6) TUBEWAY ARMY - Replicas (Beggars Banquet, 1979)


Young Gary was jamming with his so-so punk rock band one day and started dicking about with a synthesizer that some muso geek had left behind in the studio. Awesome then followed.


5) ROCKET FROM THE CRYPT - RFTC (Interscope, 1998)


Rocket From The Crypt were the best Rock 'n' Roll band in the world to never have a Number 1 hit. They were never huge, and for this reason alone, human society should hang its collective head in shame.


4) DEXYS MIDNIGHT RUNNERS - Searching For The Young Soul Rebels (EMI, 1980)


Weddings and cheesy nightclubs have a lot to answer for, ensuring that most people will only ever remember a great band's "big hit", and maybe even think of said band as a "One Hit Wonder". This is unacceptable. Searching... was the Northern Soul debut from Dexys that precede Come on Eileen by two years. It included the marvellous single Geno as well as justified classics Tell Me When My Light Turns Green and There There My Dear. Listen to it. Dance. Feel Good. Pass it On.
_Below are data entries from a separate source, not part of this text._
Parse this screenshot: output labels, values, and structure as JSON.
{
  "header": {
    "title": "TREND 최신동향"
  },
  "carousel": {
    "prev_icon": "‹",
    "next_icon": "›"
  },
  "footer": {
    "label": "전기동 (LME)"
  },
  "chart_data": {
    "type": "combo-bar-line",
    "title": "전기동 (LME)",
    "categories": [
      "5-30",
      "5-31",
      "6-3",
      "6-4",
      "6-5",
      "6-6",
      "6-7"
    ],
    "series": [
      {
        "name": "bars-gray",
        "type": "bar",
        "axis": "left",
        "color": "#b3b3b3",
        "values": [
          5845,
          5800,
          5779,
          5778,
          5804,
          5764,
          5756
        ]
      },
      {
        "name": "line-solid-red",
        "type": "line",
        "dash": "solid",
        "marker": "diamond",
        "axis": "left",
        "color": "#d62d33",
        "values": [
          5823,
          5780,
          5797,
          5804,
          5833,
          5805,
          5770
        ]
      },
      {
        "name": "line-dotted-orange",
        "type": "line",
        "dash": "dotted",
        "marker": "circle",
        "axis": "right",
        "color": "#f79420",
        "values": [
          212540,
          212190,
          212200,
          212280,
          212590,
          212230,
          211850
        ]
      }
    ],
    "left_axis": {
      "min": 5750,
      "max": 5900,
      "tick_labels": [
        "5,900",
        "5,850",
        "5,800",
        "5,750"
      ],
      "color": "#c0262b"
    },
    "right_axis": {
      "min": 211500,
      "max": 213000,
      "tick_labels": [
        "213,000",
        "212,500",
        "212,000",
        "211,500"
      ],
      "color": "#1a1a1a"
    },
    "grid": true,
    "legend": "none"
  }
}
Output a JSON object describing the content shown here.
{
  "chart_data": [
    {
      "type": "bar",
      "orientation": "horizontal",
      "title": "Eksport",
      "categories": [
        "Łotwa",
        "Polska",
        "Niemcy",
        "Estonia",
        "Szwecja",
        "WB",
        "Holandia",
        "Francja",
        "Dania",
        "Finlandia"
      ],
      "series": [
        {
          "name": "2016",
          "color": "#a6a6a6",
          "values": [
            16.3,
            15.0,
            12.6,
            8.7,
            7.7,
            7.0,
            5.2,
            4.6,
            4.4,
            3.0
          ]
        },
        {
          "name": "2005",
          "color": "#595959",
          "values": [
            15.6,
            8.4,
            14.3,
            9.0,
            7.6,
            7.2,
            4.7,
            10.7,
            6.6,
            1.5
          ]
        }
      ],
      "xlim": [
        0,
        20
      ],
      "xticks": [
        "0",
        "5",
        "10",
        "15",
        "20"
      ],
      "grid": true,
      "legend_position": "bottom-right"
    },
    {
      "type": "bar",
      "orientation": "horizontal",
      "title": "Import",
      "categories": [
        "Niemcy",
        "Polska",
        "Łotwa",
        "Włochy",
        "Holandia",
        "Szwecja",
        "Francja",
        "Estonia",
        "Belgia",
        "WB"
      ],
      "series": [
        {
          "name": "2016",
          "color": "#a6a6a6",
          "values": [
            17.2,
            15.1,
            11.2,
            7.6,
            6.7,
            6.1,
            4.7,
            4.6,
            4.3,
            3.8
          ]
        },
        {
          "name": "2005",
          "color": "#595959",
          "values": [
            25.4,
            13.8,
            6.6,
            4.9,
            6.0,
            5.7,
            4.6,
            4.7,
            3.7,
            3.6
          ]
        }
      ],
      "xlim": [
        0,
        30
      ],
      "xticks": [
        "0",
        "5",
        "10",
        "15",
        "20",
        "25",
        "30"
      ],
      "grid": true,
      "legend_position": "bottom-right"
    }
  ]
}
3) VITALIC - Ok Cowboy (Citizen, 2005)


When folk consider what the French are good at, they normally think of the obvious: Red Wine; Kissing; Revolutions; Whimsical movies about benevolent cafe-workers...but no-one ever thinks of synthesized pop, unless they know what they're talking about. Pascal Arbez is up there with Jean-Michel Jarre and Air in conjuring up pure magic with the keyboard, as well as keeping plenty of variety in the mix. No track sounds the same and the whole thing effortlessly flows. From the Motorcycle digital Metal of My Friend Dario through the analogue stutter of Repair Machines to the introverted pulse of Trahison. A ruddy pleasure from start to finish.


2) THE KNIFE - Silent Shout (Rabid, 2006)


It's entirely feasible that Swedish sibling duo The Knife are actually from another planet. There's plenty of electronica out there, but no-one sounds as damn unique as these two. Silent Shout doesn't follow the same blueprint as previous effort Deep Cuts and was probably conjured up during a field trip to the Astral Plane. Iincredibly inhuman and intensely gratifying, when the restrained chill-out likes of Forest Families and The Captain get the adrenaline rushing as much as the extra-terrestrial pop of We Share Our Mothers' Health, you know the world is so very right in parts.


1) CRYSTAL CASTLES - Crystal Castles (Last Gang, 2008)


This may set a precedent in future years in that my top album of "years gone by" is only from the previous year and was discovered ever-so-slightly too late. Had I came across this dazzling belter just a month earlier and it would have certainly made my Top 10 of 2008. As it was, no dice, but the praise is understood. Taking digital "nintendo-core" as far as possible without making it unlistenable, Crystal Castles is a shining tribute to the infinite possibilities of what throwaway computer sounds can actually offer the world of music. Courtship Dating (Pop); Air War (Digital Prog); Xxzxcuzx Me (Rave/Heavy/Bleeding Mental); Tell Me What To Swallow (Ambient) and everything else in between. If The Machines really are winning, they're certainly pacifying us well.